V =视频[ “soap_bubble.mp4”]

Here is the mask over the ground to make sure the shaking soap bubble movement does not affect our stabilization algorithm:

mask = CloudGet

mask = CloudGet["https://wolfr.am/Mt580rl0"];


f = Identity;

f = Identity; VideoFrameMap[ Module[{tmp}, tmp = Last@ FindGeometricTransform[##, TransformationClass -> "Rigid"] & @@ ImageCorrespondingPoints[Sequence @@ #, Sequence[ MaxFeatures -> 25, Method -> "ORB", Masking -> mask]]; f = Composition[tmp, f]; ImagePerspectiveTransformation[#[[2]], f, Sequence[ DataRange -> Full, Padding -> "Fixed"]]] &, v, Quantity[2, "Frames"], Quantity[1, "Frames"]];

From Manipulate to Video


This is a操纵来自Wolfram Demonstrations Project:

米= ResourceData [“演示项目:日夜世界时钟”]

And a video generated from it:



A video can also be generated from a操纵and aSoundorAudioobject:


出口["file.mp4", {"Animation" -> m, "Audio" -> ExampleData[{"Audio", "PianoScale"}]}, "Rules"] // Video


The Wolfram Language by default uses the operating system as well as a limited version ofFFmpegfor decoding and encoding a large number of multimedia containers and codecs.$VideoEncoders,$VideoDecoders,$AudioEncoders等列表支持的编码器和解码器。

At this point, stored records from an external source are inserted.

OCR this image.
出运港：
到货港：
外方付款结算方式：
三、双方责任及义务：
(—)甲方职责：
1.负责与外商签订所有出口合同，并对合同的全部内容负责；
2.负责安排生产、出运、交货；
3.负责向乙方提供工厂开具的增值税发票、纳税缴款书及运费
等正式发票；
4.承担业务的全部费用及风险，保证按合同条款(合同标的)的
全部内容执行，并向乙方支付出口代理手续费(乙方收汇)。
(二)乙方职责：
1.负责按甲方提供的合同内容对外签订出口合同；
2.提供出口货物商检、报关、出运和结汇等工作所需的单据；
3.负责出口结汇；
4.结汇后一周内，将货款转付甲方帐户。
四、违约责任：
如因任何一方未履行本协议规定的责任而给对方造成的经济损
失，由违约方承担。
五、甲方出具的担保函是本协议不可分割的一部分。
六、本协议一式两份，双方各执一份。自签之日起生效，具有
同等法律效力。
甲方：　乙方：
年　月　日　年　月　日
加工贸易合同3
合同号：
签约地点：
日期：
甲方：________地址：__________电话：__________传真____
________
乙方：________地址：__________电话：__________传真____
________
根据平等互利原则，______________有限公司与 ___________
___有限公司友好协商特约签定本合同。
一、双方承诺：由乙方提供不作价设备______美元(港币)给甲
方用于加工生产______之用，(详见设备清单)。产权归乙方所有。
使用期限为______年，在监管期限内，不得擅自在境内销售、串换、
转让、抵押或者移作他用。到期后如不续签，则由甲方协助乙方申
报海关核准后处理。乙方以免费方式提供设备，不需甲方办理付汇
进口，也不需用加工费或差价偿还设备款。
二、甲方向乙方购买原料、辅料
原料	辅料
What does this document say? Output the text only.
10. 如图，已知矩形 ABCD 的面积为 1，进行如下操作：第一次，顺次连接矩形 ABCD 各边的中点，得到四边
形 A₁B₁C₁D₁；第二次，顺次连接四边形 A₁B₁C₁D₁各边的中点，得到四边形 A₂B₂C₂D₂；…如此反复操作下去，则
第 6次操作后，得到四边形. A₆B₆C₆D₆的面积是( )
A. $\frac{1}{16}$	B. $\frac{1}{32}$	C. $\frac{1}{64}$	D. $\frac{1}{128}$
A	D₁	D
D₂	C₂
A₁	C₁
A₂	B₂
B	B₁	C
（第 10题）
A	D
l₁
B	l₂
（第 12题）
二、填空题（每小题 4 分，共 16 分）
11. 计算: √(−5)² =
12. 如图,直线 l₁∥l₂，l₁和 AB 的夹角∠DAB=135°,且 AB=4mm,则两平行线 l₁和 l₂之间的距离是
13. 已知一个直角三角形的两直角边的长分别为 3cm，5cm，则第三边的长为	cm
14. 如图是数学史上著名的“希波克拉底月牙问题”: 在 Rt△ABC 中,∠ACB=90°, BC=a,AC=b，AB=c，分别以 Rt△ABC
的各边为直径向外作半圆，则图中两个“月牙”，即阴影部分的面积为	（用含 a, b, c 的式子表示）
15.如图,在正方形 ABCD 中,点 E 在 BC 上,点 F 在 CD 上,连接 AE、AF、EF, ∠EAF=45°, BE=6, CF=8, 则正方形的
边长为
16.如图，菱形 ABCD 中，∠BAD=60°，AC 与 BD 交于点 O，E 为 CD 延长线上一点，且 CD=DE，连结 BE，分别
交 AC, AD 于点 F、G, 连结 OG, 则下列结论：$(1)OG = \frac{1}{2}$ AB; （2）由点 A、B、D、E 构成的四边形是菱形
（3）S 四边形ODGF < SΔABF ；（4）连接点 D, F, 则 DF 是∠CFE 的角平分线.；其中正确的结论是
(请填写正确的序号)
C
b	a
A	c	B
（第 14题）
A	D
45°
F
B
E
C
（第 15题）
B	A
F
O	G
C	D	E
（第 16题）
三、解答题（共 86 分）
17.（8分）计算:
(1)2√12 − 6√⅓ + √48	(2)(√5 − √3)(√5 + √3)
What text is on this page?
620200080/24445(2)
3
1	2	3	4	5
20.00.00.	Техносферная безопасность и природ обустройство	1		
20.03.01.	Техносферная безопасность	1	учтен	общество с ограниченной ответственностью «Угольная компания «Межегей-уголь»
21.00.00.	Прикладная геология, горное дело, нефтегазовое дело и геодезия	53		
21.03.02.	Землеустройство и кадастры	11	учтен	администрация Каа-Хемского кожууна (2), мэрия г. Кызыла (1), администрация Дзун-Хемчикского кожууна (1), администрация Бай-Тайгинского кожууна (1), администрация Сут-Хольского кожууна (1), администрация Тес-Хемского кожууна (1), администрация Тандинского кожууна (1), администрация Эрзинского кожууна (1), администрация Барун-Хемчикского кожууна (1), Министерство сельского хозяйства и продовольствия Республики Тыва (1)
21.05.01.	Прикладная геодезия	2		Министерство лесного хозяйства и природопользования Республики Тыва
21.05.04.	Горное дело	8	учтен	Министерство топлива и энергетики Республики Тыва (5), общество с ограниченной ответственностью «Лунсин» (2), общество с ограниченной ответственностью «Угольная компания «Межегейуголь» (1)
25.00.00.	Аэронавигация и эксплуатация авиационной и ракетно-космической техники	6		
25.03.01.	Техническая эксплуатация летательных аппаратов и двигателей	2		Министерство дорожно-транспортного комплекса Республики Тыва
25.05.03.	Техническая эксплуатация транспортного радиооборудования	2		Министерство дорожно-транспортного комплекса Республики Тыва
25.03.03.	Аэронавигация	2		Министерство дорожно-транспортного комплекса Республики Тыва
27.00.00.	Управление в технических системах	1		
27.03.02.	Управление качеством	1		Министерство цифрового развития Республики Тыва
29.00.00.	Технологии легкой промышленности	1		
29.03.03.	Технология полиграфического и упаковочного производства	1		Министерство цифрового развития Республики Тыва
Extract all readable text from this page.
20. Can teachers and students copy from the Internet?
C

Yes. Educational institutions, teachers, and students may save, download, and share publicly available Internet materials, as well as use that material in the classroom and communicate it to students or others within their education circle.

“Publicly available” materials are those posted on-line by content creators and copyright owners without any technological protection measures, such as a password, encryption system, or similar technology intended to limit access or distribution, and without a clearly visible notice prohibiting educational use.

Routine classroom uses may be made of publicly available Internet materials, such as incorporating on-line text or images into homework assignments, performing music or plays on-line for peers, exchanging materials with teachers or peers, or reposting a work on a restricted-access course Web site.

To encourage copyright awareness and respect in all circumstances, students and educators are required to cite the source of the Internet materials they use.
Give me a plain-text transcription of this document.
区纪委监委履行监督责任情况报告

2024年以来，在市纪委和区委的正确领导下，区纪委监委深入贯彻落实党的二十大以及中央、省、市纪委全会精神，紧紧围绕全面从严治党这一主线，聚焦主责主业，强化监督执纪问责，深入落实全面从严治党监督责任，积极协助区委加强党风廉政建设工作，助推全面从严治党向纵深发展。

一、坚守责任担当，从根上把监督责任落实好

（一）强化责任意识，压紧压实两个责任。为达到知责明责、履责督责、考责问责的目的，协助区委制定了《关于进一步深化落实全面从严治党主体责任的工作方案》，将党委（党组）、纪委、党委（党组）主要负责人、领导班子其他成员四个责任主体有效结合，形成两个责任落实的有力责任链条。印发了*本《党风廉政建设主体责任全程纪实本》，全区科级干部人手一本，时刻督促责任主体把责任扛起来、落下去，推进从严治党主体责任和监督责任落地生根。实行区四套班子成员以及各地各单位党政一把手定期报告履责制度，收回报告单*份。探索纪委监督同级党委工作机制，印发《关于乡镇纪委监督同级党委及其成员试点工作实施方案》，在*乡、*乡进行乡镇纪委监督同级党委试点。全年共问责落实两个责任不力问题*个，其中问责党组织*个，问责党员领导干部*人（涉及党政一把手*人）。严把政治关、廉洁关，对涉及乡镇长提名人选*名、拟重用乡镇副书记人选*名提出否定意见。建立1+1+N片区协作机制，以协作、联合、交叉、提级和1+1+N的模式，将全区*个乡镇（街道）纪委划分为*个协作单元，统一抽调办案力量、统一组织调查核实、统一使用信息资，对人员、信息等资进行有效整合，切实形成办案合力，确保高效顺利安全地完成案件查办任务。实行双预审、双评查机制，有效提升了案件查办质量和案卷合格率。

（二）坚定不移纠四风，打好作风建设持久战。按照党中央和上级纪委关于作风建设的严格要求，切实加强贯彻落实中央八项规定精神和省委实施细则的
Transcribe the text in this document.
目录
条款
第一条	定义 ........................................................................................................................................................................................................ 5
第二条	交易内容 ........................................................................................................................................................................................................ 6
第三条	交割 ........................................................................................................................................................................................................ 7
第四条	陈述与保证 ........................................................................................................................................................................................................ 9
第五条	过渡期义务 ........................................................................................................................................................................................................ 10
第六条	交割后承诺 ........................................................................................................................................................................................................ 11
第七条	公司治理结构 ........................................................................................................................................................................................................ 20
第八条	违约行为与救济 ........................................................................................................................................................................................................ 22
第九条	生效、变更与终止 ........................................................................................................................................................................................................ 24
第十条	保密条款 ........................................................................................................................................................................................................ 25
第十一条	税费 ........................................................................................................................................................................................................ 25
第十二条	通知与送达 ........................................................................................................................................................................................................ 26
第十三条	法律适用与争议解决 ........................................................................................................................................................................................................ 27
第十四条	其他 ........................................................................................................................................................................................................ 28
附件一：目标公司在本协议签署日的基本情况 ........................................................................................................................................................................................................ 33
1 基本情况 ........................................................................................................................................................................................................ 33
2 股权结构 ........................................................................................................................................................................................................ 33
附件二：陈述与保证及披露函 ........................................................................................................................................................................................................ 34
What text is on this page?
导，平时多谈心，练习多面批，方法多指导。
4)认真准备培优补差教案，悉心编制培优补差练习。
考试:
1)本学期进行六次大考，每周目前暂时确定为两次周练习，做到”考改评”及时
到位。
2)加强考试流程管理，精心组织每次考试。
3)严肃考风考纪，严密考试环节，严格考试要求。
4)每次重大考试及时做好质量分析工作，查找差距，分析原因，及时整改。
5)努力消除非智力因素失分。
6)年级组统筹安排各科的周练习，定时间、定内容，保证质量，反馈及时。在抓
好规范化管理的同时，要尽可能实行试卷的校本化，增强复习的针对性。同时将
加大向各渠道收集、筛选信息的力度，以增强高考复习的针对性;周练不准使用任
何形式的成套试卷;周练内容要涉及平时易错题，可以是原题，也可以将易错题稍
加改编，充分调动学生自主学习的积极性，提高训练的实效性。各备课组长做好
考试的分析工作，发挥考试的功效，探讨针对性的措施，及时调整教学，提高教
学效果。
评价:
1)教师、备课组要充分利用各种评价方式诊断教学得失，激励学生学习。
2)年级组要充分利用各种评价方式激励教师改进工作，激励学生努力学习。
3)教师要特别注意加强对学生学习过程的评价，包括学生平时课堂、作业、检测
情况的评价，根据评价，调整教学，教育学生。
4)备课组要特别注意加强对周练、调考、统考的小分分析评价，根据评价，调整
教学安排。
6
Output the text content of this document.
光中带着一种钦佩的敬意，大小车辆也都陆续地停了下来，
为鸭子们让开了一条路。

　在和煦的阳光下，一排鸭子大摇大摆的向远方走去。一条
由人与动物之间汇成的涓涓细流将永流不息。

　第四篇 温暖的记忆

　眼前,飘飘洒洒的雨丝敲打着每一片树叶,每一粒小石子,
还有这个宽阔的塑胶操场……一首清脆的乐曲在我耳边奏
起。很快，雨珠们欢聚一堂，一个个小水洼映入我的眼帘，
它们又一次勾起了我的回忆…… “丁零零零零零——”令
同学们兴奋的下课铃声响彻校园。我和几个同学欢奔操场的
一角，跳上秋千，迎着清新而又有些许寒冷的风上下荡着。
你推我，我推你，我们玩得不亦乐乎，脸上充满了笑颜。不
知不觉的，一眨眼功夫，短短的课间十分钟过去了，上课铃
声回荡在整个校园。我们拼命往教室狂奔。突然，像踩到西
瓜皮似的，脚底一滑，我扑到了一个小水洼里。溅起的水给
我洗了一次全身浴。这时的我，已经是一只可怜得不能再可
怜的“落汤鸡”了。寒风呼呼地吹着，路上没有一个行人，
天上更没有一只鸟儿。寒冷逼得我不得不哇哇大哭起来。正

Codec support can be expanded even further by installing FFmpeg (Version 4.0.0 or higher). This is the number of decoders and the list of MP4 video decoders on macOS with FFmpeg installed:

Length /@ $VideoDecoders

Length /@ $VideoDecoders

$VideoDecoders["MP4"][[All, 1]]

More to Come

在Wolfram语言视频的计算只在起步阶段。manbet万博app这里展出的新功能,只是一个已经强大的集合的一部分video basics, and we are actively designing and developing updates to existing functions and additional capabilities for future versions, with machine learning and neural net integration at the top of the list. Let us know what you think in the comments—bugs, suggestions and feature requests are always welcome.